Frank J. Wilstach, comp. A Dictionary of Similes. 1916.
Face
His face is like a street before they lay the pavement.
—Anonymous
Thy face, like dawn when it lights the dawn.
—Arabian Nights
Sweet youthful face, fair as the moon at full.
—Edwin Arnold
His face looks like a warrant.
—Beaumont and Fletcher
A face that cannot smile is like a bud that cannot blossom which dries up in the stalk.
—Henry Ward Beecher
His face is like the pippin, grown red ripe in frosty suns that shone.
—Arthur. C. Benson
His face is fair as heaven.
—William Blake
Her face was like the April moon,
Clad in a wintry cloud.
—Vincent Bourne
A sharp face, like a knife in a cleft stick.
—Elizabeth Barrett Browning
He had a face like a benediction.
—Miguel de Cervantes
That face of yours looks like the title-page of a whole volume of roguery.
—Colley Cibber
His face looked like a face that had refused to jell and was about to run down on his clothes.
—Irvin S. Cobb
Face,
Long as a courtier’s out of place.
—George Colman, the Younger
Face like an ancient lemon.
—Joseph Conrad
A face like a smoked herring.
—Anatole France
A face like the setting sun on a summer’s day, when promise of a hot day to-morrow is read in its ruddy hue.
—Frank Carlos Griffith
Her little face is like a walnut shell
With wrinkling lines.
—William Ernest Henley
Face like a flame.
—Maurice Hewlett
Her face like roses blown,
And in the radiance and the hush,
Her thought was shown.
—Jean Ingelow
A face that was like an open letter in a foreign tongue.
—Henry James
His face is like a squeezed orange.
—Ben Jonson
Her face was like the earthen pitcher of Gideon: it concealed the light.
—George MacDonald
His face was like an April morn
Clad in a wintry cloud.
—David Mallet
A face, like nestling luxury of flowers.
—Gerald Massey
Her fair face half hid, like a ripe peeping rose.
—Owen Meredith
Her face is as white
As her pillow by night.
—Owen Meredith
She is hid away all but her face, and that’s hung about with toys and devices, like the signe of a taverne, to draw strangers.
—Sir Thomas Overbury
Faces did glister like the key-hole of a powdering-tub.
—François Rabelais
A face open as day.
—Samuel Rogers
Thy face is like the full moon of heaven, allied to light, but far from my hopes.
—Romance of Antar
Her own face was like a flower
Of the prime,
Half in sunshine, half in shower,
In the year’s most tender time.
—Christina Georgina Rossetti
Her face was like an opening rose,
So bright to look upon:
But now it is like fallen snows,
As cold, as dead, as wan.
—Christina Georgina Rossetti
Faces are as legible as books, with this difference in their favor, that they may be perused in much less time than printed pages, and are less liable to be misunderstood.
—Frederic Saunders
’Tis not that she paints so ill but, when she has finished her face, she joins so badly to her neck, that she looks like a mended statue, in which the connoisseur may see at once that the head is modern, though the trunk’s antique.
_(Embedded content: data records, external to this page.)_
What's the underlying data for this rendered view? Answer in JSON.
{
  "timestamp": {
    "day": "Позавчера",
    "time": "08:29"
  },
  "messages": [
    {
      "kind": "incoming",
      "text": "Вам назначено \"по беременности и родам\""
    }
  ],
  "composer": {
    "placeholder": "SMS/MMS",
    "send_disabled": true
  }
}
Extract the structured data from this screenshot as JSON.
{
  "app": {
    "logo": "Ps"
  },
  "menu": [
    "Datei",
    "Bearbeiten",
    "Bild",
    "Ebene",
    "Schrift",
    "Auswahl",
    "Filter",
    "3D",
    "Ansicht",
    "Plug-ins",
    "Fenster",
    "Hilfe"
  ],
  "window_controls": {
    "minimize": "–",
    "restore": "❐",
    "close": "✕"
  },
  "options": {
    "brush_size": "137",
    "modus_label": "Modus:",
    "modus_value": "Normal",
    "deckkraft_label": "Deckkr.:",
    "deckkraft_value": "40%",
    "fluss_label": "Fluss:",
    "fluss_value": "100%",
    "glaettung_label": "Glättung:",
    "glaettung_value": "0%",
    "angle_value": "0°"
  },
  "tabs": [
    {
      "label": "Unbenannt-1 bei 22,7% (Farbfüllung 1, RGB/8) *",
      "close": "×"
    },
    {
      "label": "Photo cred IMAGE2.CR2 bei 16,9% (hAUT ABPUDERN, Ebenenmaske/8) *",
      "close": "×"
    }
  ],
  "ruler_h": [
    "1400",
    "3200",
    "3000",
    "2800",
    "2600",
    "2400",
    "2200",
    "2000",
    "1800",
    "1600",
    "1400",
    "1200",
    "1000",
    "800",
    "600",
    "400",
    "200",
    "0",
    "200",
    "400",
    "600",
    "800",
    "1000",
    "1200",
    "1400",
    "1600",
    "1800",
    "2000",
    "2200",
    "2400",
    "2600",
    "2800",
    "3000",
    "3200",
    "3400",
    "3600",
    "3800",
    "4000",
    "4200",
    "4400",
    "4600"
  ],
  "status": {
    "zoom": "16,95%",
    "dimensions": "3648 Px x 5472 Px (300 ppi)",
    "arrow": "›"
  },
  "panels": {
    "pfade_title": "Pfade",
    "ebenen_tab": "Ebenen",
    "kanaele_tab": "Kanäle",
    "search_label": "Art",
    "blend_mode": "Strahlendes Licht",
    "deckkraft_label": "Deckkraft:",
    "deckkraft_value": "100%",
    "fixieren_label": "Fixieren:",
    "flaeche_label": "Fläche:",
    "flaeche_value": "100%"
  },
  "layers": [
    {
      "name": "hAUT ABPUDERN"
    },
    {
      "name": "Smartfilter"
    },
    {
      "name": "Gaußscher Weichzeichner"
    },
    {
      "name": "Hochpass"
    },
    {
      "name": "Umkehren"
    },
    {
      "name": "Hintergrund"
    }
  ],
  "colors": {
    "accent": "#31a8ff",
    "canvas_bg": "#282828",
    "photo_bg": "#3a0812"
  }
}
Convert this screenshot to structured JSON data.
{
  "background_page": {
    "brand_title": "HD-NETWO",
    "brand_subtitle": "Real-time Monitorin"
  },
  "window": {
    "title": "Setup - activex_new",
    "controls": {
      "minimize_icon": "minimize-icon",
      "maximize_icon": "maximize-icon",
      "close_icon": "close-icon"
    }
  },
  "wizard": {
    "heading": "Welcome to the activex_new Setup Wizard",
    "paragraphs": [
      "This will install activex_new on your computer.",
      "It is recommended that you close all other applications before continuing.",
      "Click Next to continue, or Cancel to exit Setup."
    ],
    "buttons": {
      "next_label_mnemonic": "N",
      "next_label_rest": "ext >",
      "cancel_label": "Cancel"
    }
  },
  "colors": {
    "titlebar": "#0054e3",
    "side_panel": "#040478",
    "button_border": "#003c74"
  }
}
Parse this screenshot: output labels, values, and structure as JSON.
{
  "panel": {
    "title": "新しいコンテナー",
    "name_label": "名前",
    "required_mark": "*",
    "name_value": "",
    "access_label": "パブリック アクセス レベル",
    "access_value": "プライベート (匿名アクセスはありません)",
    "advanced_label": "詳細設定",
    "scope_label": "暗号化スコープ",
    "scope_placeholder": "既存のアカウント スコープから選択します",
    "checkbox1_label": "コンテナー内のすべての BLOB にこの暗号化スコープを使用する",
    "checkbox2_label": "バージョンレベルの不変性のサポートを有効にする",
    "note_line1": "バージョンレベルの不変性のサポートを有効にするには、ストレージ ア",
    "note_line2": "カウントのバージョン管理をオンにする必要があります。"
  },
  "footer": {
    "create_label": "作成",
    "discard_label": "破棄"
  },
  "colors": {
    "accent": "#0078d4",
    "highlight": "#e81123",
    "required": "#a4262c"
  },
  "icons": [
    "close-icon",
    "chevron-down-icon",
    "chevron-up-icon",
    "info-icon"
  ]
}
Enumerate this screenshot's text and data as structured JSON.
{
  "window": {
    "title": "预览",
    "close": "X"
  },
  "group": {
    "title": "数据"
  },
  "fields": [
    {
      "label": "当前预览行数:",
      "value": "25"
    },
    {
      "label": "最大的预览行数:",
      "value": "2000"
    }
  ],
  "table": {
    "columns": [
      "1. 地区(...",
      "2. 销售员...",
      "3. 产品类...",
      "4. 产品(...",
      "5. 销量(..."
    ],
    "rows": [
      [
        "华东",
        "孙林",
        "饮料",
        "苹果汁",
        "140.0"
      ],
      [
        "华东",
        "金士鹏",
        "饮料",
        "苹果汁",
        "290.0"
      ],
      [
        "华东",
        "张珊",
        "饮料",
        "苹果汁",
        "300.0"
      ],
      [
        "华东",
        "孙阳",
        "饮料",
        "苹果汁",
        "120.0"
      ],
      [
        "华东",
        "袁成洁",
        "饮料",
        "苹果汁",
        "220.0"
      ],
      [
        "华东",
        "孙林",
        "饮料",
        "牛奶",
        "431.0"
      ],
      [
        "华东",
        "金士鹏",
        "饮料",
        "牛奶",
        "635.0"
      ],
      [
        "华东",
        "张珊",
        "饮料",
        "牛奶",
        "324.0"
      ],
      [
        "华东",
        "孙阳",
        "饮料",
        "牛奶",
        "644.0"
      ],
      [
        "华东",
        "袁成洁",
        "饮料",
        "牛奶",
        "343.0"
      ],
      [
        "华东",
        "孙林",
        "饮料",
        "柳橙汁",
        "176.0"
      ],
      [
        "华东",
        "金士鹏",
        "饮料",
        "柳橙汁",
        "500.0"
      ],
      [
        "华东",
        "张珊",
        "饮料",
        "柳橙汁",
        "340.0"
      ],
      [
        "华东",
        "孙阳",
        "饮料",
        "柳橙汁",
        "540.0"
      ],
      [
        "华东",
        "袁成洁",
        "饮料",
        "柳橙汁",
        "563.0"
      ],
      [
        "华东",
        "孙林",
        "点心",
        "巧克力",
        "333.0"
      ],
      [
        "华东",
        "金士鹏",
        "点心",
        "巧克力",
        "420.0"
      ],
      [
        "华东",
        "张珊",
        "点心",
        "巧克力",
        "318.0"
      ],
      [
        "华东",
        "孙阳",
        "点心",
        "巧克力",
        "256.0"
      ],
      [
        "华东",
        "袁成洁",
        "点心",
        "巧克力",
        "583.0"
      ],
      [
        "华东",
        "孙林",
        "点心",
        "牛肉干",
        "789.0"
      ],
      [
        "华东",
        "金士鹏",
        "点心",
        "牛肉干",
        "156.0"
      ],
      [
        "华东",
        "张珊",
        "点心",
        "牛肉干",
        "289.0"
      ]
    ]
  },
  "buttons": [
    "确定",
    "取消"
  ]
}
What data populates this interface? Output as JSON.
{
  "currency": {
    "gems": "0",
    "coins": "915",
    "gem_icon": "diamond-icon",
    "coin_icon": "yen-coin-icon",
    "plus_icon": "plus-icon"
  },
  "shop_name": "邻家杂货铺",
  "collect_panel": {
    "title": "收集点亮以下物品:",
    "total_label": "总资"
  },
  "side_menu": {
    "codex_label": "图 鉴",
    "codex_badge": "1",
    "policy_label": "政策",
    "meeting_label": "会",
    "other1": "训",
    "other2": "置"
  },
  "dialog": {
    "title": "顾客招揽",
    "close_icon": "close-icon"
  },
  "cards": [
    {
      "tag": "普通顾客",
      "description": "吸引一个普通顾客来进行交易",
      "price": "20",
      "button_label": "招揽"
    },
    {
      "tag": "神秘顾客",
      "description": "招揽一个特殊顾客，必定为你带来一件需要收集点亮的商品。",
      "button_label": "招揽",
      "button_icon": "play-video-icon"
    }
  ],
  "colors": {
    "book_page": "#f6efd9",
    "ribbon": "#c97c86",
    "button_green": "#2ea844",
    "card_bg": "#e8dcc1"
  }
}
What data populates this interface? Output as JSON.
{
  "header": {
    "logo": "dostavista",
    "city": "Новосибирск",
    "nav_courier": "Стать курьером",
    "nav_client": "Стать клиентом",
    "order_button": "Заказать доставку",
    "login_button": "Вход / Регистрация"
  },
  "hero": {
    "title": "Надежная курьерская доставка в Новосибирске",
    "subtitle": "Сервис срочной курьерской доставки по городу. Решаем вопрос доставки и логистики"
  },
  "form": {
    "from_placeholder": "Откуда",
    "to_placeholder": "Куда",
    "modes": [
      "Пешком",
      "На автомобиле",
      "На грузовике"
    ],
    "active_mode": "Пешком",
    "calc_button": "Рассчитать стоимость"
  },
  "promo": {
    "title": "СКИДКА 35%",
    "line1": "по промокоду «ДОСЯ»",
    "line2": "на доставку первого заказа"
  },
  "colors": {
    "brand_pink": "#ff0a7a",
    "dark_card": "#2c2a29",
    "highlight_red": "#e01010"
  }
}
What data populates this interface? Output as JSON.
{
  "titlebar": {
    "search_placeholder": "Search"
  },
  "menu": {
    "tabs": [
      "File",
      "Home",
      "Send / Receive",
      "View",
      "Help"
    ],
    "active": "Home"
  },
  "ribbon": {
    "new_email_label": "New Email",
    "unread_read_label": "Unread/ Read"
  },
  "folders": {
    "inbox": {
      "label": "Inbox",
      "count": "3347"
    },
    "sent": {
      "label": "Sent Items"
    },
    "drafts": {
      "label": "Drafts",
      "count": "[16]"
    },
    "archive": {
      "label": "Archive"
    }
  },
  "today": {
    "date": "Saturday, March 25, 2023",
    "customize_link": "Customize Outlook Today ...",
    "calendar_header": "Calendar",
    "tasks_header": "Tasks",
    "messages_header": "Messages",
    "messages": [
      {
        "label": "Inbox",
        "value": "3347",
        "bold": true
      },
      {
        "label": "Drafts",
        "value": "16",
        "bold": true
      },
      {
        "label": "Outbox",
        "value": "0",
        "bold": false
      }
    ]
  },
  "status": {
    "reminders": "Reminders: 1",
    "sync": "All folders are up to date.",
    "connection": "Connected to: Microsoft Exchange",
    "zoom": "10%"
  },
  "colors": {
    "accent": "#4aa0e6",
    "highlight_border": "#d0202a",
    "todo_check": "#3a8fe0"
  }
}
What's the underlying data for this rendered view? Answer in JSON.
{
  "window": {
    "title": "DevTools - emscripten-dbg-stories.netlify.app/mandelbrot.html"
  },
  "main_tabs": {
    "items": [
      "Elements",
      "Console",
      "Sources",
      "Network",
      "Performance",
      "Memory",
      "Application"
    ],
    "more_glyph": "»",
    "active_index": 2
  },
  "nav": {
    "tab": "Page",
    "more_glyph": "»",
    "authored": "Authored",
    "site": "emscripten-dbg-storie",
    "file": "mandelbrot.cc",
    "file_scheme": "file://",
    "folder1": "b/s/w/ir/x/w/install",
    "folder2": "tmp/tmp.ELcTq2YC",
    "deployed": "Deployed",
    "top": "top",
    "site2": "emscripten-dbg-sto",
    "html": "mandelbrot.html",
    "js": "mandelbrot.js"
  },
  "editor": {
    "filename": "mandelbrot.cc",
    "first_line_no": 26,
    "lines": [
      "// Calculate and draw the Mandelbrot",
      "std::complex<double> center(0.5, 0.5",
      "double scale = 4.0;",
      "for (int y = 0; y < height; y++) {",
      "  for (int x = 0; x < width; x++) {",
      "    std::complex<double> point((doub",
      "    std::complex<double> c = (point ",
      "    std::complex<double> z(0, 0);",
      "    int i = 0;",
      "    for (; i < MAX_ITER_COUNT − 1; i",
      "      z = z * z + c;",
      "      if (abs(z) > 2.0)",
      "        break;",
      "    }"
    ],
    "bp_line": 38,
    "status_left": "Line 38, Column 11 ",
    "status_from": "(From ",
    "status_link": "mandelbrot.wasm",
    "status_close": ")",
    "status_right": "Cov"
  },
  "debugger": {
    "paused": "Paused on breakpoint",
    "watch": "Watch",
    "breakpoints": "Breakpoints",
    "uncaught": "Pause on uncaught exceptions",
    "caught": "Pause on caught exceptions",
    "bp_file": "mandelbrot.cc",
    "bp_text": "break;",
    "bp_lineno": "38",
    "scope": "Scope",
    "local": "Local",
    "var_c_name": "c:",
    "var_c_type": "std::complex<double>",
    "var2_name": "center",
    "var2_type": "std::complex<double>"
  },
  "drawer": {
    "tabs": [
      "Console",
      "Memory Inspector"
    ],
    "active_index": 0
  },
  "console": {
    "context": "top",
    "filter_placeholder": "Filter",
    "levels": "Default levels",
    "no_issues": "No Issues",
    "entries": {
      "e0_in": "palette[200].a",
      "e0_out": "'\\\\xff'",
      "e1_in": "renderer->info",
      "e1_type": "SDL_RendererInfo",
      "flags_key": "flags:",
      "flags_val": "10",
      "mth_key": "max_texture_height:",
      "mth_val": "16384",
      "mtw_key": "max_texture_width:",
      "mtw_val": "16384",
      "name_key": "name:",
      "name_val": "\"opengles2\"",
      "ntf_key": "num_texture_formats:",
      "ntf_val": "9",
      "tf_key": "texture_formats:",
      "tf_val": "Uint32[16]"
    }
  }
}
—Richard Brinsley Sheridan
Her face was like a lily hidden in holy dusks.
—George Sterling
Her face was like the Milky Way i’ the sky,
A meeting of gentle lights without a name.
—Sir John Suckling
Thy face
Was as a water’s wearied with wind.
—Algernon Charles Swinburne
His face was as the must that lies upon a vat of new-made wine.